Starting with the Puritans in the original thirteen colonies, this Christian faith held together communities through the good and bad and has grown to involve roughly nine major denominations. Some of the most significant Protestant pilgrimage sites include Old North Church in Boston, Trinity Church in New York City, and the Old Scotch Church near Hillsboro, Oregon. The Old Quaker Meetinghouse in Flushing, New York, is one of the oldest buildings as well as one of the oldest religious sites in the country, having first opened in 1694. Of course, not all of the sacred Protestant-based sites are centuries old, some of them are relatively new in comparison. For example, the Mormon Temple Square in Salt Lake City is one of the most visited religious complexes in the nation as well as the mother church of the Latter Day Saints.

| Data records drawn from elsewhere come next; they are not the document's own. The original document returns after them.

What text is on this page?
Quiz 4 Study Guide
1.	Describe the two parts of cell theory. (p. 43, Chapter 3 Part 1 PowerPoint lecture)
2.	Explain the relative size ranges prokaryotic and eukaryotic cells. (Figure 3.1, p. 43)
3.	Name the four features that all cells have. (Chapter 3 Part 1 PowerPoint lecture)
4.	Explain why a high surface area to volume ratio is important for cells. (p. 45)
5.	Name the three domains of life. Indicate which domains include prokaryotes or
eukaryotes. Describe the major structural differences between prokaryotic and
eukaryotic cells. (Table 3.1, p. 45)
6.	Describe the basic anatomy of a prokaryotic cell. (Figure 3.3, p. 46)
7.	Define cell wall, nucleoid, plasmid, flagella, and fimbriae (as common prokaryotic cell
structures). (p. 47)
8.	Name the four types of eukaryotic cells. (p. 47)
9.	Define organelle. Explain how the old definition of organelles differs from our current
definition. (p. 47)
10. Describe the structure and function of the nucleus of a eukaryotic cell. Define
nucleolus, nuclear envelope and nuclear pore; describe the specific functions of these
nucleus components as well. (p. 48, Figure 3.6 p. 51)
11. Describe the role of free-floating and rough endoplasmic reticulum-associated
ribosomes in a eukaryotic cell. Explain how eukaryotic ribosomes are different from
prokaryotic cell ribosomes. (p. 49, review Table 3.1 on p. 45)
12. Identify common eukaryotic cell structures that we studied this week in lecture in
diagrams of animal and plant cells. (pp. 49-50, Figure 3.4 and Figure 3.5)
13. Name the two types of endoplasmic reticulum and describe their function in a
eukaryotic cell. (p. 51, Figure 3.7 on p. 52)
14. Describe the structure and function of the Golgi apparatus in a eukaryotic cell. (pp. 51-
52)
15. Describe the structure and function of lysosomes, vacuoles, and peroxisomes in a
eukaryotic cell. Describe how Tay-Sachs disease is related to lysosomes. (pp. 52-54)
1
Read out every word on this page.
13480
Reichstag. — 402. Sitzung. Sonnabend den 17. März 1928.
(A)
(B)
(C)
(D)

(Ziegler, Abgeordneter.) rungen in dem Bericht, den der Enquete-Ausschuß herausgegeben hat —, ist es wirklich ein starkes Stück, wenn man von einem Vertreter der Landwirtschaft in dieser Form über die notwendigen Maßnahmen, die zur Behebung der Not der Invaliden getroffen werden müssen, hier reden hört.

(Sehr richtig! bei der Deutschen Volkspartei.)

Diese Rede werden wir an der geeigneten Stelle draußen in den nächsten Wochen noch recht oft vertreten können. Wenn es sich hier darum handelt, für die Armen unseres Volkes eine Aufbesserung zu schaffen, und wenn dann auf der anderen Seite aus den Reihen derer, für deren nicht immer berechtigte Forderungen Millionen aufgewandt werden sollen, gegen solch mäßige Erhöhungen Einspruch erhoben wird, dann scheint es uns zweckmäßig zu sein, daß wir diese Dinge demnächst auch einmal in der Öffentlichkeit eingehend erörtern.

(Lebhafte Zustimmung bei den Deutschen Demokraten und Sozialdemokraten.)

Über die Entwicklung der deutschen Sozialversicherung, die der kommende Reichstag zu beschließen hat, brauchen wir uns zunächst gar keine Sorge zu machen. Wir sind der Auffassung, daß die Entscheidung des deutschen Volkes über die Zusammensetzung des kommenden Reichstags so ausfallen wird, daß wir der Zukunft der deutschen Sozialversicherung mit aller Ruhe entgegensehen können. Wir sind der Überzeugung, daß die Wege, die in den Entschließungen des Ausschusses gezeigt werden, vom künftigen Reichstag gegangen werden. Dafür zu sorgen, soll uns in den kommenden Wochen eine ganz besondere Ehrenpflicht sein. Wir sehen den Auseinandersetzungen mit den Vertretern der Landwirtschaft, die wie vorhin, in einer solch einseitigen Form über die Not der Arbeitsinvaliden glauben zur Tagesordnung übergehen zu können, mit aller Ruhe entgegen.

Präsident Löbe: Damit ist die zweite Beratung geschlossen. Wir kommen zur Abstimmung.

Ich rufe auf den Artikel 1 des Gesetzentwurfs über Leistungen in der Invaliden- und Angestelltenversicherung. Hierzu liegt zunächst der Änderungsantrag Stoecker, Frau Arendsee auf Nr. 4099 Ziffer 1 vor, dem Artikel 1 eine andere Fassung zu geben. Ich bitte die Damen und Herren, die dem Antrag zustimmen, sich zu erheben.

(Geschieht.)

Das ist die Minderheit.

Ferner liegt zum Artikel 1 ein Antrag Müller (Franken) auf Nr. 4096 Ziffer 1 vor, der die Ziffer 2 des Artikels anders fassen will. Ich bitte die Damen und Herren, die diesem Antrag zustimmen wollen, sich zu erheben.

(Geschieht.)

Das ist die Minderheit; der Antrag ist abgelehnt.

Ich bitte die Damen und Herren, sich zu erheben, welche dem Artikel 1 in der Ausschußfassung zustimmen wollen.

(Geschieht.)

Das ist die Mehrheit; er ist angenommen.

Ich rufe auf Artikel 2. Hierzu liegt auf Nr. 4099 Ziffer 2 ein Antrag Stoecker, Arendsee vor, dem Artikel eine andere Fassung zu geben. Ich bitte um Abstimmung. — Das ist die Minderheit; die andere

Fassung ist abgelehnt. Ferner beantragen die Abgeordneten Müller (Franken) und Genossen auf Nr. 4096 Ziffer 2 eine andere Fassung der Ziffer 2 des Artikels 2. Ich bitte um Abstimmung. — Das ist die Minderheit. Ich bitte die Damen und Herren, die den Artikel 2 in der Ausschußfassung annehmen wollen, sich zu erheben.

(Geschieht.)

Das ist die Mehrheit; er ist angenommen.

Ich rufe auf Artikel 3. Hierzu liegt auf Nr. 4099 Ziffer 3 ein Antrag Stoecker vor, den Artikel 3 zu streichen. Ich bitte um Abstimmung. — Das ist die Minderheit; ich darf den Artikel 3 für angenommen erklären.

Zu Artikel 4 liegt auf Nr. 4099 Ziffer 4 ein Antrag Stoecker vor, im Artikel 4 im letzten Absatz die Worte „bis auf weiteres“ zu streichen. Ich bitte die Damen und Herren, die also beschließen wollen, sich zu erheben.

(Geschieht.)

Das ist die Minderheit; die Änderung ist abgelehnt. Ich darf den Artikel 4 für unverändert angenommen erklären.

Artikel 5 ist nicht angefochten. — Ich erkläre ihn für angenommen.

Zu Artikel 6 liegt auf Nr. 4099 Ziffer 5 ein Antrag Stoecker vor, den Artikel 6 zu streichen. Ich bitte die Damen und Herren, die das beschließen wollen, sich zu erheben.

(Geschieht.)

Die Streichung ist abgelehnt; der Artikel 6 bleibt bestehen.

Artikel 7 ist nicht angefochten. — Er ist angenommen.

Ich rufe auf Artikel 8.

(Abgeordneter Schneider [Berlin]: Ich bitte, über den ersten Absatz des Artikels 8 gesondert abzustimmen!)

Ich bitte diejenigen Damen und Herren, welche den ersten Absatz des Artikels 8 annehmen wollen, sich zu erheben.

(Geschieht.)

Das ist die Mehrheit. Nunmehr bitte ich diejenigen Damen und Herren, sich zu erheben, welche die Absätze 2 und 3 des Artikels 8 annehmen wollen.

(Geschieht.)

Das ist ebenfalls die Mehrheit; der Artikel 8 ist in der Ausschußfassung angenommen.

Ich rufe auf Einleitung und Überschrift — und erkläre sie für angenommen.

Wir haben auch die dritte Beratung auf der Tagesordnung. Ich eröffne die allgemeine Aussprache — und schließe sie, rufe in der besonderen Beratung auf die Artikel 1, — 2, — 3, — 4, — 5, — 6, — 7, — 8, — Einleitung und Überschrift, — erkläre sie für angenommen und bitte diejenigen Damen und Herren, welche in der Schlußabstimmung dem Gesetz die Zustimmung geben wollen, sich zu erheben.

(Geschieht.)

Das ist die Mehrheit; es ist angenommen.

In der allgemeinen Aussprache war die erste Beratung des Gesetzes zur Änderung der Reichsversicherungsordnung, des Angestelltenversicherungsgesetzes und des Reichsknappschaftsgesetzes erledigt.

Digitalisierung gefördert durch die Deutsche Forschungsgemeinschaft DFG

And though Protestantism may have once been the leader of faiths in America, Catholicism in the U.S. has grown to rival its Christian sister-faith in statistics. Hundreds of shrines, grottos, and other sacred sites are spread over the states but technically, Catholicism in America began officially in Baltimore. Though other sites predate the Baltimore Basilica, which was built in 1821, none of them were included in the incorporated states at the time. This basilica is a stunning example of perseverance, of a strength of character and faith to withstand persecution and fight for the right to worship. Also, the Basilica of the National Shrine in Washington, D.C., though it is not nearly so old, is historic and comprehensive with a massive museum and a number of shrines within the buildings. But holy places aren't always contained within building walls, as we know. Shrines like the National Shrine of St. Francis of Assisi in San Francisco or the National Shrine of St. Therese outside Chicago play wonderfully important roles in a Catholic's life and faith. Other significant Catholic sites include the Chapel of the Holy Cross in Sedona, Arizona, the Crystal Cathedral in Garden Grove, Florida, St. Paul Cathedral of Boston, and the Cathedral of St. Paul in Minnesota.
Americans, however, are not limited by religion and are free to choose whatever they want to be, worship whoever they want to worship and live wherever they want to live. This beautiful freedom gives us a wonderful diversity of faiths and so a full range of pilgrimage sites on a global scale. Many traditionally eastern religions such as Hinduism and Buddhism have migrated to the United States at sites such as the Hua Zang Si Temple in San Francisco. This Buddhist temple is striking with its red exterior, tall almost Gothic appearance, and history as a former Evangelical Lutheran Church. The Baha'i House of Worship, outside of Chicago, is exceptional as the oldest surviving Baha'i temple and the only one in the United States. A relatively small practicing religion, Baha'i focuses on the spiritual unity of all humankind. This peace of connection, of belonging, make visits to the stunning religious complex in Illinois a spiritual treat as it connects those of all beliefs under the unity of the one God, as they teach.
Of course, we are still missing two major world religions. Judaism and Islam in the United States may make up a relatively small percentage of Americana but they are extremely devoted and their religious sites are historic as well as meaningful. In New York, you'll find Jewish sites such as the Temple Emanu-El and the Eldridge Street Synagogue as well as Angel Oresanz Center, the oldest synagogue center still standing in New York state. Islam in America can also be traced back centuries to 1731 or earlier though the largest congregation resides in Dearborn, Michigan, at the Islamic Center of America. Although it isn't an old building, having opened in 1963, the elaborate mosque offers guided and self-guided tours of the building weekly and opens its doors to visiting worshipers. Other notable mosques include the Islamic Society of New Tampa in Thonotosassa, Florida, the Islamic Center of Raleigh in North Carolina, and the Islamic Center in Pittsburgh.
There is no limit to what is considered sacred. Explore the United States on your own trip and discover meaning through connection, peace, and faith.